[0. Statistical power and errors in hypothesis testing](#0.-Statistical power and errors in hypothesis testing)
1. Simple linear regression
2. Non-linear relationship: particle decay
3. Non-linear regression
4. Analysis of variance
5. ANCOVA
Visit the app hosted on a ShinyIO hosted by UCSD Biostats here to build your intuition about statistical power, sampling distributions, and hypothesis testing.
(End of Section 0. Return to top.)
Load the data and look at it. This is data on plant growth and tannin content.
Load the data and look at it. This is data on plant growth and tannin content.
reg.data<-read.csv('shinyexample/tannin.csv')
reg.data
growth | tannin | |
---|---|---|
1 | 12 | 0 |
2 | 10 | 1 |
3 | 8 | 2 |
4 | 11 | 3 |
5 | 6 | 4 |
6 | 7 | 5 |
7 | 2 | 6 |
8 | 3 | 7 |
9 | 3 | 8 |
Plot the data
plot(reg.data$tannin,reg.data$growth,pch=21,bg="blue",asp=1,xlab="tannin content",ylab="growth")
Make a simple linear model where growth is a linear function of tannin.

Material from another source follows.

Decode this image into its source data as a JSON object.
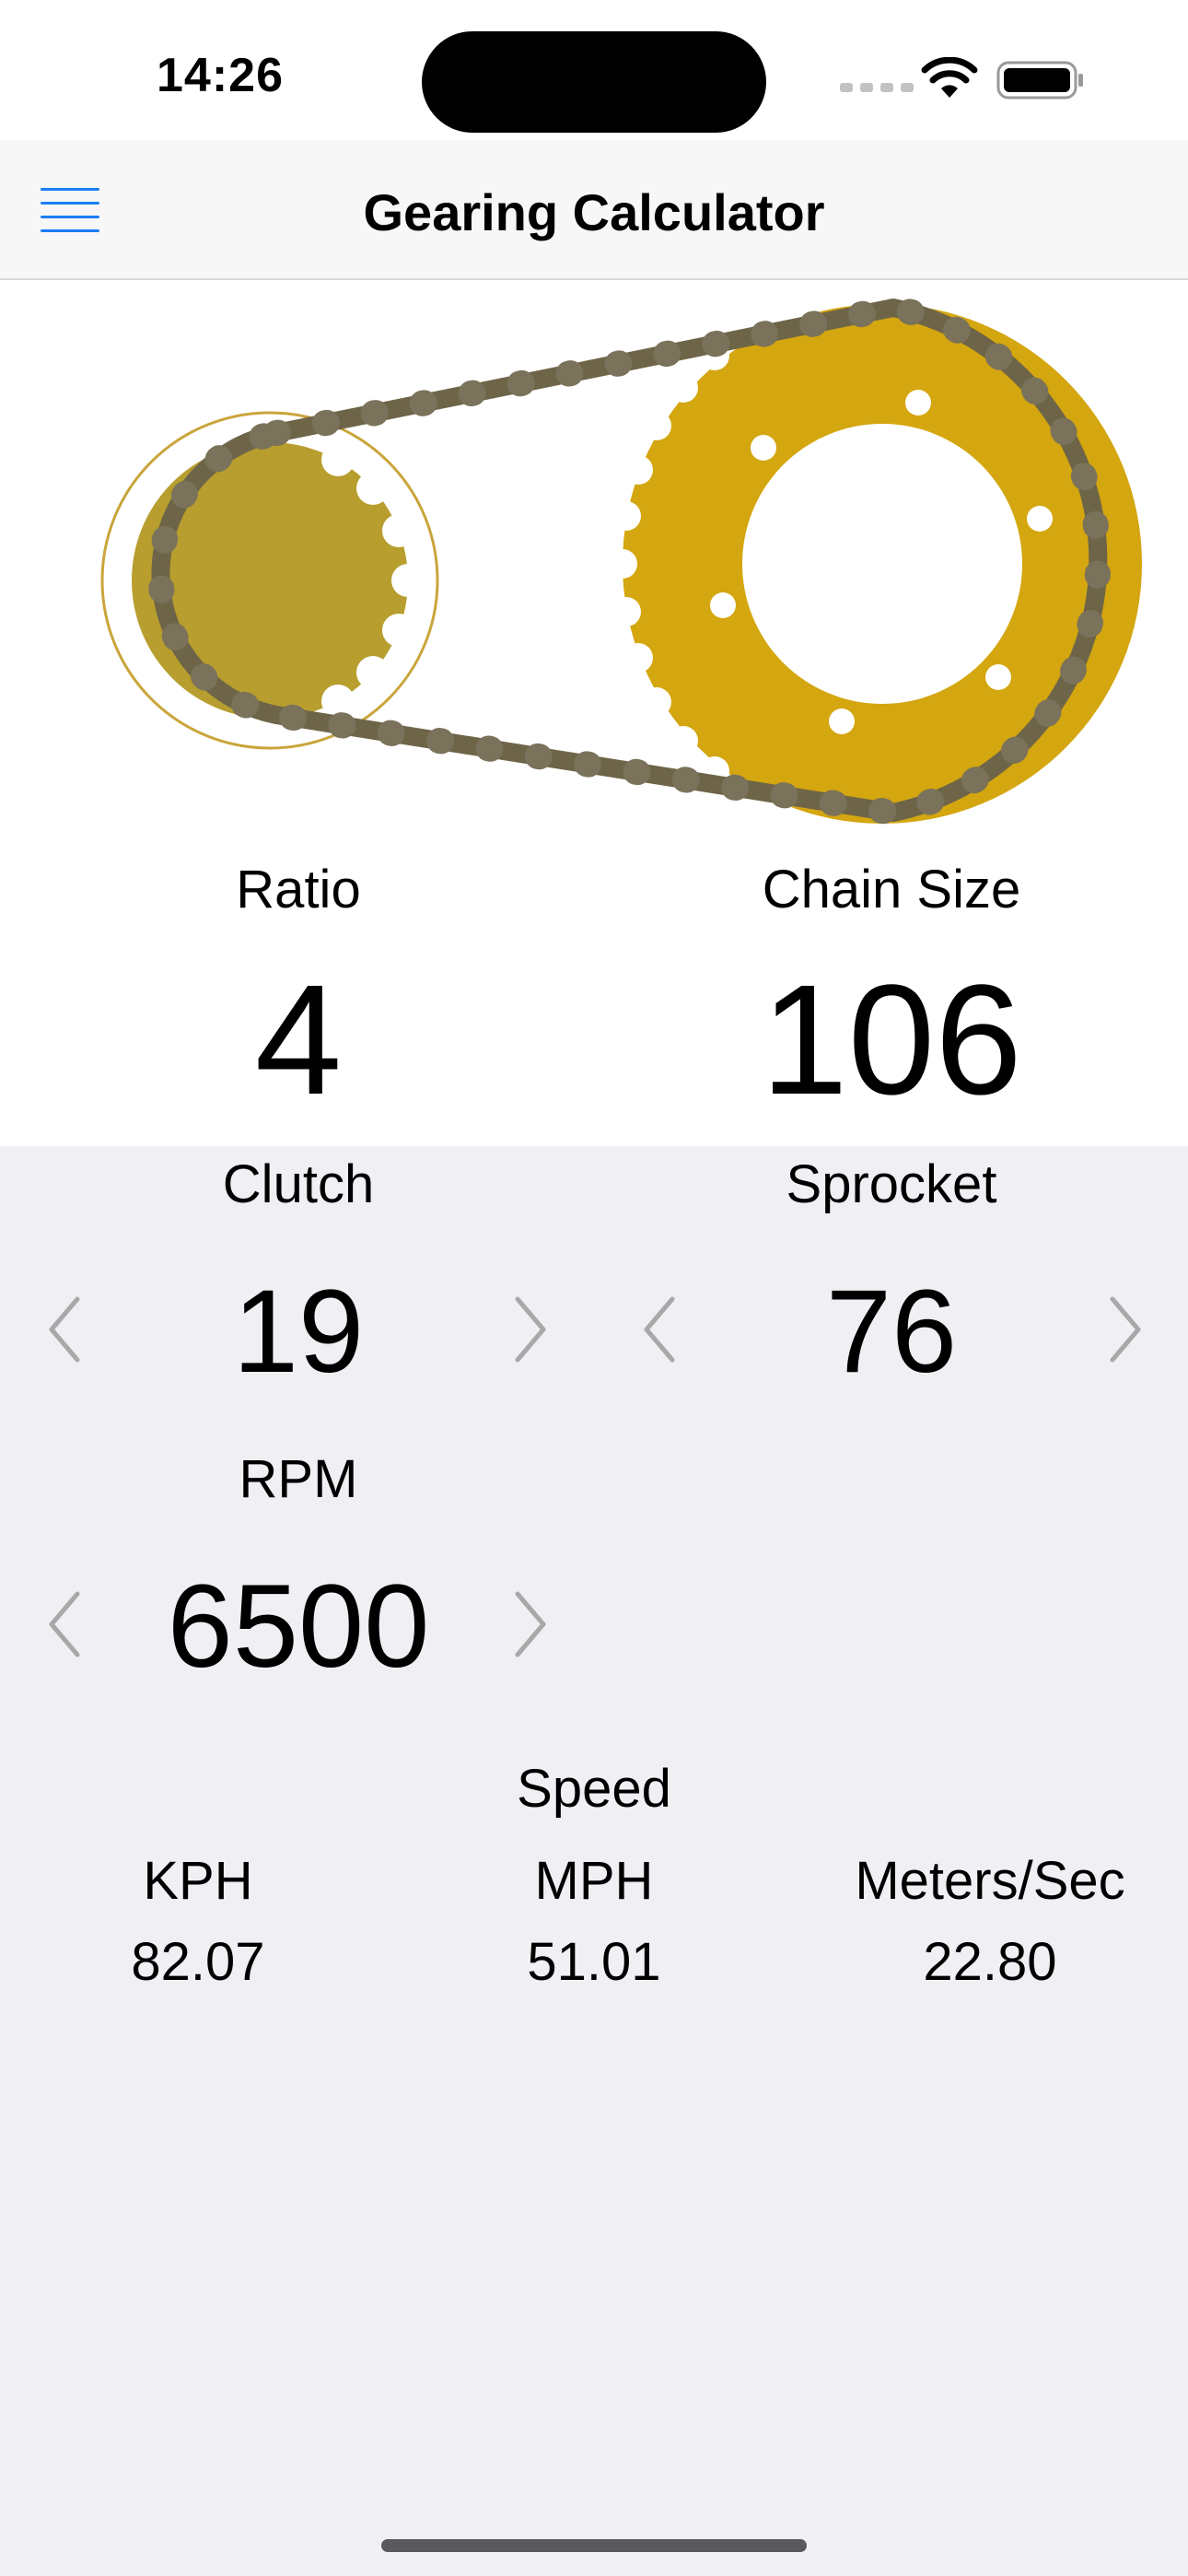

R syntax for models looks like response~explanatory. lm() is a function to make a linear model. In this case, the model is a regression line: $growth_i = a+b*tannin_i$ where a is the intercept and b is the slope and i is a subscript indicating one individual in the dataset.
reg.model=lm(growth~tannin,data=reg.data)
reg.model
Call: lm(formula = growth ~ tannin, data = reg.data) Coefficients: (Intercept) tannin 11.756 -1.217
Plot this line
plot(reg.data$tannin,reg.data$growth,pch=21,bg="blue",asp=1,xlab="tannin content",ylab="growth")
abline(lm(growth~tannin,data=reg.data),col="cyan",lwd=2)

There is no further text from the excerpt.